Let’s start with the last question.  I’m not sure three years has any particular significance beyond the fact that God allots a set time for individuals to bear fruit.  For some this allotment may be short, for others it may be longer.  But, for all there is a specific limit on the time God will allow for bearing fruit.  In the case of the fig tree, three seasons was sufficient to determine its worth.

Working our way backwards we look at the second question, what does ‘cumber the ground’ mean?  Any type of tree requires resources, water, soil, minerals, air, to name a few.  It is clear these resources are given by God, and results are expected from the investment He makes.  If the tree does not bear fruit then it will be cut down, and a new tree put in its place that will bear fruit.  The scripture doesn’t specifically say a new tree will be planted, but it is a reasonable assumption.  God gives people time – time to repent and turn, and time to bear fruit.  But there is a limit.  It is clear from the scripture that he came three separate seasons expecting to find fruit and found none.

Finally, what is meant by ‘fruit’?  We could put many meanings to this word, and they may all be right, but let’s see if we can agree on some common ground.  ‘Fruit’ might not include just any good work.  I think it is safe to say that ‘fruit’ would include works of righteousness done by the leading of the Spirit of God.  In other words, doing God’s work.  God has a plan for each individual.  That plan includes all the things that would be beneficial to our success.  The plan involves working and accomplishing the tasks God has set out for us.  When we do this, fruit will be produced.  When we fail to do this, fruit will not be produced.

Fortunately, there is a final chapter to this parable we haven’t talked about yet.  The owner of the vineyard was talking to the dresser of the vineyard in the above passages.  But the dresser responds to the owner like this:

“And he answering said unto him, Lord, let it alone this year also, till I shall dig about it, and dung it: And if it bear fruit, well: and if not, then after that thou shalt cut it down.”

Let’s put some names to these individuals – the owner of the vineyard is God the Father, the dresser of the vineyard is Jesus.  God the Father has looked at the tree and found it lacking.  No fruit.  The first inclination is to cut it down.  But, Jesus intervenes and asks for three things: 1) leave it alone this year (in other words, don’t cut it down yet), 2) let me dig around it, 3) let me dung it (fertilize).  Jesus makes an intervention and asks for more time to bring the tree to fruit.  He also gets involved with the process and encourages the tree to bear fruit.  Perhaps, the tree just needs someone to dig around it and break up the soil.  Or, perhaps, a bit more fertilizer will do the trick.

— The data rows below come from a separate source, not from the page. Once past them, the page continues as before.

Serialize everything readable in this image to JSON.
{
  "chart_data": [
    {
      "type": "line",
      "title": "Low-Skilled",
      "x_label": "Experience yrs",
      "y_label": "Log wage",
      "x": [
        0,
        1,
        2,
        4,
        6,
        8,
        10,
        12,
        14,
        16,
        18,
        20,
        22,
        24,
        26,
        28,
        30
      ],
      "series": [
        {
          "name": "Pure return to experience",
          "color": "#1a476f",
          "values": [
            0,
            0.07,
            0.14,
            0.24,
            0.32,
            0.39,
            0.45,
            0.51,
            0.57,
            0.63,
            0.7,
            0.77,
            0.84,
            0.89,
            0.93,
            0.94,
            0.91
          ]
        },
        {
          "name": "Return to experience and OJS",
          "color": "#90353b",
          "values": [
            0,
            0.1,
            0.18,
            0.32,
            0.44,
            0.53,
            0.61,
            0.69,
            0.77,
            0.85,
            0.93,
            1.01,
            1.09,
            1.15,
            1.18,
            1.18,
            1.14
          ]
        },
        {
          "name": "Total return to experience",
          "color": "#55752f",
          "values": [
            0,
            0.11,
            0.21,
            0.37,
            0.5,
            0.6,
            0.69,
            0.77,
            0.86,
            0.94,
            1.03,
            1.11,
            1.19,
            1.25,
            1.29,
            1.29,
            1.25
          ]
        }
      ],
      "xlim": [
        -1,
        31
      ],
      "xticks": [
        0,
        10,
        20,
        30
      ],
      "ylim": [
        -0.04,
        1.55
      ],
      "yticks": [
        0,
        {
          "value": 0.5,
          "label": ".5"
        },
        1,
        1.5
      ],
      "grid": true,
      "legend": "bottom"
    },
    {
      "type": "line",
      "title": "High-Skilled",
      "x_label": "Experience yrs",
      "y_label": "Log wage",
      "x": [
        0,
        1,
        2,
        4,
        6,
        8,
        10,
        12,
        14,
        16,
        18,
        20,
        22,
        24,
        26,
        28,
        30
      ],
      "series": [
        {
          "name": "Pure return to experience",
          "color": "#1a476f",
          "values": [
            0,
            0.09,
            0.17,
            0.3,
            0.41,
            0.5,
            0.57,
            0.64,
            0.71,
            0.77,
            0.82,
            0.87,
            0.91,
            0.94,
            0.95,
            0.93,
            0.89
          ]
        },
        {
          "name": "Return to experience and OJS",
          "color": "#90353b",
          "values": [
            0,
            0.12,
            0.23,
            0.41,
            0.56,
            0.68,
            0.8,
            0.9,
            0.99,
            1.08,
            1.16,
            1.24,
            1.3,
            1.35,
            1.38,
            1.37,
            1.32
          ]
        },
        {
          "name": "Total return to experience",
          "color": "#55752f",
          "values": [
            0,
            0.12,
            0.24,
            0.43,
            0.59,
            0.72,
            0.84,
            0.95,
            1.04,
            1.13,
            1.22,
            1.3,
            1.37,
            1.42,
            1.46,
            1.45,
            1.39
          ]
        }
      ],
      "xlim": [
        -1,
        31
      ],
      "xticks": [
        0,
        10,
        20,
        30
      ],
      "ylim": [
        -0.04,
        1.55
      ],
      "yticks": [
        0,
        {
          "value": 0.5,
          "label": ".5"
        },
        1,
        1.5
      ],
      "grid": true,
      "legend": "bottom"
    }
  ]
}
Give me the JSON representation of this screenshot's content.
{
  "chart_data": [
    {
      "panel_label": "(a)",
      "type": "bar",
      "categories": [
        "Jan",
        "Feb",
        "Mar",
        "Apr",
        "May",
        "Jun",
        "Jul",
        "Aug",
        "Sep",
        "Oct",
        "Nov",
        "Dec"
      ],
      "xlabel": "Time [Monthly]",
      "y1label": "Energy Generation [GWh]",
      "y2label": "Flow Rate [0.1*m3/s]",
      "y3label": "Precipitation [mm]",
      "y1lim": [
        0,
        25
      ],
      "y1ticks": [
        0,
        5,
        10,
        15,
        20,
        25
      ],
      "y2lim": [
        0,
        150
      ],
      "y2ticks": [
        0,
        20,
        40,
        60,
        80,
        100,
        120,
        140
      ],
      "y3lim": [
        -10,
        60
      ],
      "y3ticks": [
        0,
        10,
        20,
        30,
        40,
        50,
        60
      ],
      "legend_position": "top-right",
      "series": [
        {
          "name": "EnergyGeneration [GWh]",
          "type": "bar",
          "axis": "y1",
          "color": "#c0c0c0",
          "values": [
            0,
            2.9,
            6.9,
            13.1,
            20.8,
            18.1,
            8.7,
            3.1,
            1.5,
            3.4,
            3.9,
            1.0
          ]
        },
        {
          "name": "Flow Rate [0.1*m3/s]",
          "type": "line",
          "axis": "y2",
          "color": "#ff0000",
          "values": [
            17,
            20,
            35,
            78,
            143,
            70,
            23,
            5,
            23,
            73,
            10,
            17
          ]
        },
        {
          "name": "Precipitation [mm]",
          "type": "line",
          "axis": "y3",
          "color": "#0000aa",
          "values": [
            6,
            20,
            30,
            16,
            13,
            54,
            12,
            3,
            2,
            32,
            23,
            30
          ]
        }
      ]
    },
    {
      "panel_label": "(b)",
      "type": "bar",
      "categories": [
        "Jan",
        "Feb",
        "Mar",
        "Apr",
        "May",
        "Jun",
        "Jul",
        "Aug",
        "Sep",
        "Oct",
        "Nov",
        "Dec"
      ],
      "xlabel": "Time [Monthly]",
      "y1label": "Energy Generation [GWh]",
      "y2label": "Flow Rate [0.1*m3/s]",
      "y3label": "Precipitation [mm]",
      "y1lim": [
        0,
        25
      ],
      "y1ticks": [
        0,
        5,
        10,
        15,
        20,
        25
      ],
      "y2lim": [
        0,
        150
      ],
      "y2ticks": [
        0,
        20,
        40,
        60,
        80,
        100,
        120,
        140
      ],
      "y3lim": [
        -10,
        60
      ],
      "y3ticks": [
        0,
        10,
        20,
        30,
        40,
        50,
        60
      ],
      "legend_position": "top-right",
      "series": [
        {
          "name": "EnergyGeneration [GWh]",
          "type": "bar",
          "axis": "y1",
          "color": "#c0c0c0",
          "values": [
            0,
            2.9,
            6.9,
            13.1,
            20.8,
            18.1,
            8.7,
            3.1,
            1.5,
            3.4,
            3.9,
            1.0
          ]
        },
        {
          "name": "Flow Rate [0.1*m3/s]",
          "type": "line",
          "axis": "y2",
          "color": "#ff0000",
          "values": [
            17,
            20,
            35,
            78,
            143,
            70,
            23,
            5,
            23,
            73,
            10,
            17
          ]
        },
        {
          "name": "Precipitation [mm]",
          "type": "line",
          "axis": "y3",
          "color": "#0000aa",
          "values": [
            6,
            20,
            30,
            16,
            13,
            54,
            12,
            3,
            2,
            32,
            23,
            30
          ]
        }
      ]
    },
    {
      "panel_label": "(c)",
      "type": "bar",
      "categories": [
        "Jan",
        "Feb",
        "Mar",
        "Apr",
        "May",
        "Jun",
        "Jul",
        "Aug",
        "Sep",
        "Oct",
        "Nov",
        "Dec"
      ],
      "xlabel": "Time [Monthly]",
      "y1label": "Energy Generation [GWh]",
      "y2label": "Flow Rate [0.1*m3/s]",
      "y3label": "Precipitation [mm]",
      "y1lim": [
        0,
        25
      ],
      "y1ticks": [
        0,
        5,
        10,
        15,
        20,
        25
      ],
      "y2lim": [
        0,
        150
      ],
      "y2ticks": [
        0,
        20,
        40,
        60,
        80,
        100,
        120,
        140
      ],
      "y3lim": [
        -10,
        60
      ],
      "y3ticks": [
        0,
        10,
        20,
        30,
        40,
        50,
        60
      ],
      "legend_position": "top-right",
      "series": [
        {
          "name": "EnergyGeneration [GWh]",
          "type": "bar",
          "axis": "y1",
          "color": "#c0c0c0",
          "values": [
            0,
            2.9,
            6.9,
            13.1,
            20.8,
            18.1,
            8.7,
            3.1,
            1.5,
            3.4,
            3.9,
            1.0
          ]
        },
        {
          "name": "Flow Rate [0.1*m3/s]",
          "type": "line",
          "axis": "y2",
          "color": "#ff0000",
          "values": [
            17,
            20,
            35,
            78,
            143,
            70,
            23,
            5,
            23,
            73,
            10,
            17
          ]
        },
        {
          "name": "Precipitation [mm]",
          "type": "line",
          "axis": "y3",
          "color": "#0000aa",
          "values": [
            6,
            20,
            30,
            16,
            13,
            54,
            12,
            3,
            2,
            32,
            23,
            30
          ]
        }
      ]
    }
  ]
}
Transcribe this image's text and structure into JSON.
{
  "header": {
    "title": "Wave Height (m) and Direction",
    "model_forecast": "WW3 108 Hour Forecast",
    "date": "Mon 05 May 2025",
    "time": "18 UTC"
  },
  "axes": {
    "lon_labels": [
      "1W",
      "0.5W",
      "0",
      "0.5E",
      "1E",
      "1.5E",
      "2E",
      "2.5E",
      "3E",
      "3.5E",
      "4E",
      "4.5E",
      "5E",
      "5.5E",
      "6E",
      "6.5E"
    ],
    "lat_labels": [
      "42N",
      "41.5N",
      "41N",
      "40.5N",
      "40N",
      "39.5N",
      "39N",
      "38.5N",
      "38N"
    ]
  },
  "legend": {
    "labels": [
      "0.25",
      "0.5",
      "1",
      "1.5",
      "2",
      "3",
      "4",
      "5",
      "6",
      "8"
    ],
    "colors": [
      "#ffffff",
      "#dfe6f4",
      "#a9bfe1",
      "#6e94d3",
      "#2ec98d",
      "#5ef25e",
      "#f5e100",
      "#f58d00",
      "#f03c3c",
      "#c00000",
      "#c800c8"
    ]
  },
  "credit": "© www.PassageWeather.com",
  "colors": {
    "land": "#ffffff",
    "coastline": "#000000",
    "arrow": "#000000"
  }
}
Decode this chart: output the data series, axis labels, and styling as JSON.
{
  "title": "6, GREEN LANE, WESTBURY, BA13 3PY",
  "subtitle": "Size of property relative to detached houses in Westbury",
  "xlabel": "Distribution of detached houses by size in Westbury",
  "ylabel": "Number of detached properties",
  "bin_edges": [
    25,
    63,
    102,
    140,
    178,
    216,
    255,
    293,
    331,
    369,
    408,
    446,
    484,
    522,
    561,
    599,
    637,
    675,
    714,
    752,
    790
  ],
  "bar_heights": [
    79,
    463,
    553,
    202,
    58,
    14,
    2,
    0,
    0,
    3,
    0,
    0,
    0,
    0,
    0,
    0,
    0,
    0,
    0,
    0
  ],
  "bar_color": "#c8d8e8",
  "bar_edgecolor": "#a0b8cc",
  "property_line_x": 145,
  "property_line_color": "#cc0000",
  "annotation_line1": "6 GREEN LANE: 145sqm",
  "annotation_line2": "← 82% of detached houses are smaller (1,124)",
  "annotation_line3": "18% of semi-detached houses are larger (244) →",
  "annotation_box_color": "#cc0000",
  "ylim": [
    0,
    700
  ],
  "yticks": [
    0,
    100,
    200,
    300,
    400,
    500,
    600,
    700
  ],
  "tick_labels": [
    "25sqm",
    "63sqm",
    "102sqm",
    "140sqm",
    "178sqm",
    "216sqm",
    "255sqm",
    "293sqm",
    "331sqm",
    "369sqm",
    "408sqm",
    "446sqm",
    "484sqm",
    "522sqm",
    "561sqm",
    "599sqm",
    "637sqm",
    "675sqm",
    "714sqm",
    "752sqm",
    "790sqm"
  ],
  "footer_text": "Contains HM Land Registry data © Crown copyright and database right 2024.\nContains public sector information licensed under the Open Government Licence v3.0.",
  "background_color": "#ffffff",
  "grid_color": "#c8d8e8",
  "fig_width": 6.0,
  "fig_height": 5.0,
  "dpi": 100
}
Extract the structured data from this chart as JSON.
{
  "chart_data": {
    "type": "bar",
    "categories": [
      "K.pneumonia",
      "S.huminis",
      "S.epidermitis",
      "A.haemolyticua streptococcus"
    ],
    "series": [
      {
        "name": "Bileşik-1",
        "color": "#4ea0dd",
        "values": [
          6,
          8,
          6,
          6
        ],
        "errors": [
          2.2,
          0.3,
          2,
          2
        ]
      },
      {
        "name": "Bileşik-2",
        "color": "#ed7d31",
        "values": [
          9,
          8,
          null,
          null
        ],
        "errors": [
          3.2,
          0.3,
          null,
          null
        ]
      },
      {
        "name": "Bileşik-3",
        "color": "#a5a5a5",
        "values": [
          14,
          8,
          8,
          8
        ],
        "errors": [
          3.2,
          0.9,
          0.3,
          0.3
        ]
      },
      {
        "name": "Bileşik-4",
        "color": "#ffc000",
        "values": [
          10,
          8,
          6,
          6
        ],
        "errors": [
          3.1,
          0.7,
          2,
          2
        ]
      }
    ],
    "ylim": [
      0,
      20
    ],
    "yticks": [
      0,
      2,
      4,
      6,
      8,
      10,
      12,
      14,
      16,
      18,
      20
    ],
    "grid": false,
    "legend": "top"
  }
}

In any case, the original sentence is not permanently deferred.  It is clear if the tree refuses to bear fruit after the remediation, then it will be cut down.

It doesn’t take a rocket scientist to understand the importance of this parable, and its explanation.  We need to be fruitful in our labor.  And should the dresser need to dig around us, or apply more fertilizer we should understand these are only to enable us to bear more fruit.